Ile minut będzie dostawał Piotr Zieliński w Interze❓
🗣 @PDumanowski: Myślę, że na razie powinna nas satysfakcjonować taka godzina gry Zielińskiego przy dwóch meczach Interu w tygodniu. Realnie patrząc – w tym momencie nie wskoczy nagle do wyjściowego składu, bo Barella,… pic.twitter.com/BEg1CkvgU5
— Meczyki.pl (@Meczykipl) September 16, 2024
Michał Skóraś – musi grać więcej
Kolejnym na liście jest Michał Skóraś. Jego karierę w Club Brugge można opisać za pomocą jednej wielkiej sinusoidy… Zaczynał jako nikt, zaczął łapać minuty i być ważną postacią w zespole – stał się zmiennikiem… Ostatni z przedstawionych etapów odnosi się niestety do teraźniejszości. Sześć rozegranych spotkań na osiem możliwych nie brzmi źle, chyba że powiemy, że tylko w jednym z nich zagrał od pierwszej minuty. Obecnie wchodzi na ostatnie 20-30 minut spotkań i nie wygląda źle. Nie jest jednak docelową wiodącą postacią dla Belgów. W Lidze Mistrzów powinien jednak grać – może nie w każdym meczu, nie zawsze od pierwszej minuty, ale powinien dostawać swoje szanse.
Nadzieje na play-offy Clubu Brugge są, ale raczej niewielkie. Jest to niewątpliwy cel zespołu Skórasia. Czas pokaże, czy możliwy do realizacji.
Maik Nawrocki – trudna sytuacja
Maik Nawrocki po odejściu z Legii Warszawa zaliczył dobre wejście do Celticu, ale im dalej w las, tym wyglądało to gorzej. Później kontuzja i kompletna katastrofa – brak występów. Można powiedzieć, że bieżący sezon jest dla niego ostatnią szansą na odkupienie. W innym wypadku raczej zostanie sprzedany. Niestety na razie nie zaliczył nawet spotkania, choć z plusów – jest zgłoszony do kadry na Ligę Mistrzów. Z minusów – spektakularnego przełomu (przynajmniej w początkowej fazie sezonu) nie przewidujemy. Choć przetasowania w formacji defensywnej mogą być.
Celtic z rywalami, jakich dostał, powinien powalczyć o play-offy. Wydaje się, że właśnie to jest celem szkockiego giganta.

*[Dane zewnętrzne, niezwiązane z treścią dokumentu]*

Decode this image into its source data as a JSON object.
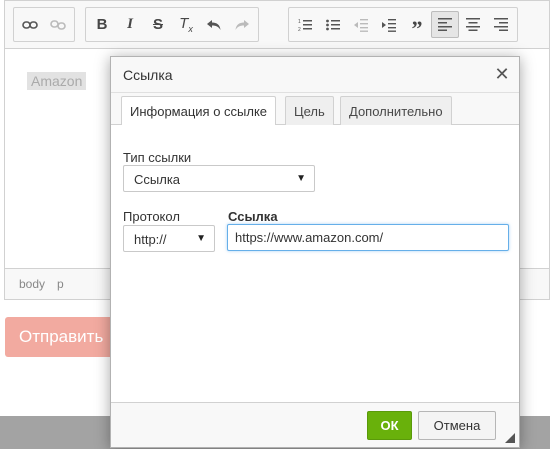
{
  "editor": {
    "toolbar": {
      "groups": [
        [
          {
            "icon": "link-icon",
            "glyph": "🔗",
            "disabled": false
          },
          {
            "icon": "unlink-icon",
            "glyph": "⛓",
            "disabled": true
          }
        ],
        [
          {
            "icon": "bold-icon",
            "glyph": "B"
          },
          {
            "icon": "italic-icon",
            "glyph": "I"
          },
          {
            "icon": "strike-icon",
            "glyph": "S"
          },
          {
            "icon": "remove-format-icon",
            "glyph": "Tₓ"
          },
          {
            "icon": "undo-icon",
            "glyph": "↶"
          },
          {
            "icon": "redo-icon",
            "glyph": "↷",
            "disabled": true
          }
        ],
        [
          {
            "icon": "numbered-list-icon",
            "glyph": "≔"
          },
          {
            "icon": "bulleted-list-icon",
            "glyph": "☰"
          },
          {
            "icon": "outdent-icon",
            "glyph": "⇤",
            "disabled": true
          },
          {
            "icon": "indent-icon",
            "glyph": "⇥"
          },
          {
            "icon": "blockquote-icon",
            "glyph": "❞"
          },
          {
            "icon": "align-left-icon",
            "glyph": "≡",
            "active": true
          },
          {
            "icon": "align-center-icon",
            "glyph": "≡"
          },
          {
            "icon": "align-right-icon",
            "glyph": "≡"
          }
        ]
      ]
    },
    "content_text": "Amazon",
    "status_path": [
      "body",
      "p"
    ]
  },
  "submit_label": "Отправить",
  "dialog": {
    "title": "Ссылка",
    "tabs": [
      {
        "label": "Информация о ссылке",
        "active": true
      },
      {
        "label": "Цель",
        "active": false
      },
      {
        "label": "Дополнительно",
        "active": false
      }
    ],
    "link_type_label": "Тип ссылки",
    "link_type_value": "Ссылка",
    "protocol_label": "Протокол",
    "protocol_value": "http://",
    "url_label": "Ссылка",
    "url_value": "https://www.amazon.com/",
    "ok_label": "ОК",
    "cancel_label": "Отмена"
  },
  "colors": {
    "ok_button": "#69b10b",
    "submit_button": "#f2aaa0",
    "focus_border": "#66afe9"
  }
}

Oliwier Zych i Dariusz Stalmach – bez szans na grę, wprowadzeni z drugich drużyn
Polska ma jeszcze dwóch dodatkowych przedstawicieli. Są to Oliwier Zych i Dariusz Stalmach. Obaj z zespołów ze ścisłego topu (kolejno Aston Villa i AC Milan), większych szans na choćby jeden występ nie przewidujemy. 20- i 18-latek są dodani do tego artykułu jako pewna ciekawostka. Realnych szans na debiut w Lidze Mistrzów któregoś z nich nie ma.